Narrated by a restrained and unrecognizable Samuel L. Jackson, the film presents a compelling case of history that is still just as relevant and prudent today. From archival footage of Baldwin himself, the film takes a look into Baldwin’s colleagues of the civil rights movement, Dr. Martin Luther King, Jr., Malcolm X and many more. Director Peck also weaves into the time of the era, looking at films from Sidney Poitier, Hattie McDaniel and John Wayne. He talks about the starting point of African-Americans with slavery, and the current climate in which they live and what others fail to see.
Samuel L. Jackson reads the words, which are densely powerful, all meant to relish in the shame that has beset our nation for far too long. He speaks about trying to adapt “The Autobiography of Malcolm X” and sitting by his poolside when he learned Dr. King had been shot. He goes into great detail about the King’s funeral, detailing how he didn’t want to cry because he felt if he started than he might never stop. Jackson captures all these emotions with his delicate yet authoritative tone, which in strange ways becomes his greatest performance of his career that’s not a performance at all.
It’s difficult to see these films of the civil rights era – such as this and Ava DuVernay’s “13th” – being so true in today’s dour climate. As we sit on the eve of a critical presidential election, Baldwin’s words about Bobby and Robert Kennedy not wanting to march with African-Americans becomes such a raw truth to where we exist today. The most powerful bit by any stretch is archival footage of one of Baldwin’s interviews where he responds to Bobby Kennedy’s remarks about one day in 40 years, we could have an African-American president. Images of Barack and Michelle Obama in the presidential parade end up meaning so much more on the backdrop of his influential and robust words.
“I Am Not Your Negro’s” first swing at bat is admittedly unfocused. It weaves in and out of its own mission by not providing enough context into its agenda. Once the gas tank is full, however, it launches at full speed ahead, placing the audience into the framework of the African-American struggle. Black Panthers, activists, and James Baldwin’s own ambiguity with sexuality is touched upon, explored and eventually laid at the feet of the viewer to digest.

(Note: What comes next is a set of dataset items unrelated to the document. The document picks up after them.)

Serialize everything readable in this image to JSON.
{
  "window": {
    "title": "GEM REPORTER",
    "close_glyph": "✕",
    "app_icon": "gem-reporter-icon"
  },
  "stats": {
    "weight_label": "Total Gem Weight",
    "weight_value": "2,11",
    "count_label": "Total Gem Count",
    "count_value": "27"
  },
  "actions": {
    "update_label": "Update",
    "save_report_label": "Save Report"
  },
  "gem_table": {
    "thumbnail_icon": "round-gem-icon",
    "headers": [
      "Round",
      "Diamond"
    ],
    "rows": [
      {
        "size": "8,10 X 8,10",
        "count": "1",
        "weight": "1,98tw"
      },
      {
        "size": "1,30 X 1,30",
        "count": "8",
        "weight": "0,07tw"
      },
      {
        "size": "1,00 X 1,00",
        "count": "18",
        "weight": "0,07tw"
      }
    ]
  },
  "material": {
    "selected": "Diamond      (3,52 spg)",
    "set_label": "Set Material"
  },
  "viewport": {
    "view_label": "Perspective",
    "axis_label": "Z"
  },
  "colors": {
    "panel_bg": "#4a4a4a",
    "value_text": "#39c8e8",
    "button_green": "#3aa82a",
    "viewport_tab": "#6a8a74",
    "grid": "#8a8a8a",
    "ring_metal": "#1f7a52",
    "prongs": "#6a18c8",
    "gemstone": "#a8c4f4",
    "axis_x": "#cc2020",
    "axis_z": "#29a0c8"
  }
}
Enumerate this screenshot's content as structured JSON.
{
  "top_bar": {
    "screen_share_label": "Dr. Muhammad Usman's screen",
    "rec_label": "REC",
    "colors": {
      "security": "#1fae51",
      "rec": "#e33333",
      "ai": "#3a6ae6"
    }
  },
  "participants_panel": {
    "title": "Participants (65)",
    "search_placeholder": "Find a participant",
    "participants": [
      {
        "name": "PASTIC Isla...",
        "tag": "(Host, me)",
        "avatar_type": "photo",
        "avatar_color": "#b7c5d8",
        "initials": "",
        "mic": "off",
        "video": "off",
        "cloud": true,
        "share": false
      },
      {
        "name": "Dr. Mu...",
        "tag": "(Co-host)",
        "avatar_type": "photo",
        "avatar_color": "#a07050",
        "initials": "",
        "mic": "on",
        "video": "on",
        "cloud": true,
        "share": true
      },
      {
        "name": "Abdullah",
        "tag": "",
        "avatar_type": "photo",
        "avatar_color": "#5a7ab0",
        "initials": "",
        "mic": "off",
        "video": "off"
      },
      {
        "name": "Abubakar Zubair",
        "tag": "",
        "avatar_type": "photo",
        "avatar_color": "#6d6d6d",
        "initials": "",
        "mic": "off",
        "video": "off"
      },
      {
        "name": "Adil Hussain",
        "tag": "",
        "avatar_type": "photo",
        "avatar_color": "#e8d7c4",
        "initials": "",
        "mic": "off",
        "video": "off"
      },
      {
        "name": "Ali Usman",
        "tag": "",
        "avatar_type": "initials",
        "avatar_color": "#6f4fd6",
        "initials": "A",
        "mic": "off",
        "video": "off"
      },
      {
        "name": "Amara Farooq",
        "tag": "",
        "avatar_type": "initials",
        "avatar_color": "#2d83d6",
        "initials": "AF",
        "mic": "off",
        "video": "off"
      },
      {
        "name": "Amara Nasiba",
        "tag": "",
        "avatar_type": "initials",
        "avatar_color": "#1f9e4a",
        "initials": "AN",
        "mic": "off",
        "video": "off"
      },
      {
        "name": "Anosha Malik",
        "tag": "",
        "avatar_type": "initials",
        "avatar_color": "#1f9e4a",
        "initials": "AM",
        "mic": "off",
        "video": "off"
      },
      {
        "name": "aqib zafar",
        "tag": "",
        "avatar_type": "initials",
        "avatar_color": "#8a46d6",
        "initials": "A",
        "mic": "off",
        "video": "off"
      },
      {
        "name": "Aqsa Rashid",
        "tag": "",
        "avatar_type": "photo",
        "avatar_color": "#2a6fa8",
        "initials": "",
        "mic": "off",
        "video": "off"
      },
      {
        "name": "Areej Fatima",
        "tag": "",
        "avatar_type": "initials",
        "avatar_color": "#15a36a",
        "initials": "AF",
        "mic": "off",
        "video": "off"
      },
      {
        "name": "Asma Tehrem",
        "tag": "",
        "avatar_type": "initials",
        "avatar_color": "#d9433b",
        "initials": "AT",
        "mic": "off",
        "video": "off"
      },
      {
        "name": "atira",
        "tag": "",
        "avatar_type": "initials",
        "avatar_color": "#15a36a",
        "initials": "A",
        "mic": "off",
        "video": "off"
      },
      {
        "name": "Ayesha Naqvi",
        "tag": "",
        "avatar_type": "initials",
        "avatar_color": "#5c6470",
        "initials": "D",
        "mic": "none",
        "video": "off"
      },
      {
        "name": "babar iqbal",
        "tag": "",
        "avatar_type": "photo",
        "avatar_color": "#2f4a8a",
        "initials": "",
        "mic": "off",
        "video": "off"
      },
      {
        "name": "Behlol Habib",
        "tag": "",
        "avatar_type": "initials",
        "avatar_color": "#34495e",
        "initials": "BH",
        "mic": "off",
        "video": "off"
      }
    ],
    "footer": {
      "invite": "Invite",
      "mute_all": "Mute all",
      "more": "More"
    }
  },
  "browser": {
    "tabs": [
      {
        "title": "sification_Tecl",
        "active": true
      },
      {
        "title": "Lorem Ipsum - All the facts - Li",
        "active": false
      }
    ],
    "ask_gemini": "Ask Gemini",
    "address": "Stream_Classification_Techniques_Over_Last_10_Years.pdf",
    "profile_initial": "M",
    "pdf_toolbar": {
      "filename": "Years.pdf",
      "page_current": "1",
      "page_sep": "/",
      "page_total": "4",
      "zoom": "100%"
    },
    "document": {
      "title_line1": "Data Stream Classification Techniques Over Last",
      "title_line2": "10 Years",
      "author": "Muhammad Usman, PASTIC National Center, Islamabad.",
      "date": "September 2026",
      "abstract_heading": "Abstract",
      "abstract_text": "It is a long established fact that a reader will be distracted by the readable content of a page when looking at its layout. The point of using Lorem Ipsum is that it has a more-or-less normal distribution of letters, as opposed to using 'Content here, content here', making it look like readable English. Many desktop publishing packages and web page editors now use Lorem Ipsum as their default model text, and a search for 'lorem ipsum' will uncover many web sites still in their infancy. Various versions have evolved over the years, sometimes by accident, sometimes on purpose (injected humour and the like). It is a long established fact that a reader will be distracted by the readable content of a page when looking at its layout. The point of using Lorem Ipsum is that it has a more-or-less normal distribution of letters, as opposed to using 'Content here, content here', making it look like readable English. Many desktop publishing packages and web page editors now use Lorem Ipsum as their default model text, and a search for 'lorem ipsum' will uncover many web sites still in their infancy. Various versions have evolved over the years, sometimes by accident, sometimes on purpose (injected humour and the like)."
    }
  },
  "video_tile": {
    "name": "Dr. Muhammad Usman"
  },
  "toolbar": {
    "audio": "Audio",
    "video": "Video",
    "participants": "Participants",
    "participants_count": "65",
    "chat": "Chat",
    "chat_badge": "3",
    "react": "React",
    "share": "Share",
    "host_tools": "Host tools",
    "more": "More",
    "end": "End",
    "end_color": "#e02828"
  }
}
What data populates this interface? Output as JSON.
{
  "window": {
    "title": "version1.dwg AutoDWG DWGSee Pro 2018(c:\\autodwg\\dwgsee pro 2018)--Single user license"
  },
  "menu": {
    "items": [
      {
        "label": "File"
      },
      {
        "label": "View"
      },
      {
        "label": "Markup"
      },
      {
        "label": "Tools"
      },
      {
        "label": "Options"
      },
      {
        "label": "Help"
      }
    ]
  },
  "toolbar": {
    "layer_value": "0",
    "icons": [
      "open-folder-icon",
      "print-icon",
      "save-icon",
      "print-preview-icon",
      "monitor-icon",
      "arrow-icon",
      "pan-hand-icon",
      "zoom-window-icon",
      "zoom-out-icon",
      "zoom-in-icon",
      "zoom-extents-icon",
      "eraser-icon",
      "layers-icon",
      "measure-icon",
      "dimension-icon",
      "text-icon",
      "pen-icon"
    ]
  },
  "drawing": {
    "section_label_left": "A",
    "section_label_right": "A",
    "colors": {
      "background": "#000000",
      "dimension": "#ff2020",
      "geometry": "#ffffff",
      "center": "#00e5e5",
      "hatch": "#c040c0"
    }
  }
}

There’s a wholeness that’s found when the credits begin to roll. Audience members clapped uproariously by the end, from a crowd that was predominately white. Watching the screening just two seats away from current Academy Awards president Cheryl Boone Isaacs, a woman who has beaten all the odds to rise to one of the leading figures for all minorities to admire, makes the film sing so much more.
I often wondered, as many current, young minorities surely do, what would my place have been during the civil rights movement? Is there a James Baldwin inside of me somewhere? Would I have been one of the unlucky to succumb to violence and hatred in a time that was affected by its poisons? Baldwin asks those questions, perhaps not directly with words, but the beauty and power of literature and film is that it transcends its own time and place. It speaks to the now.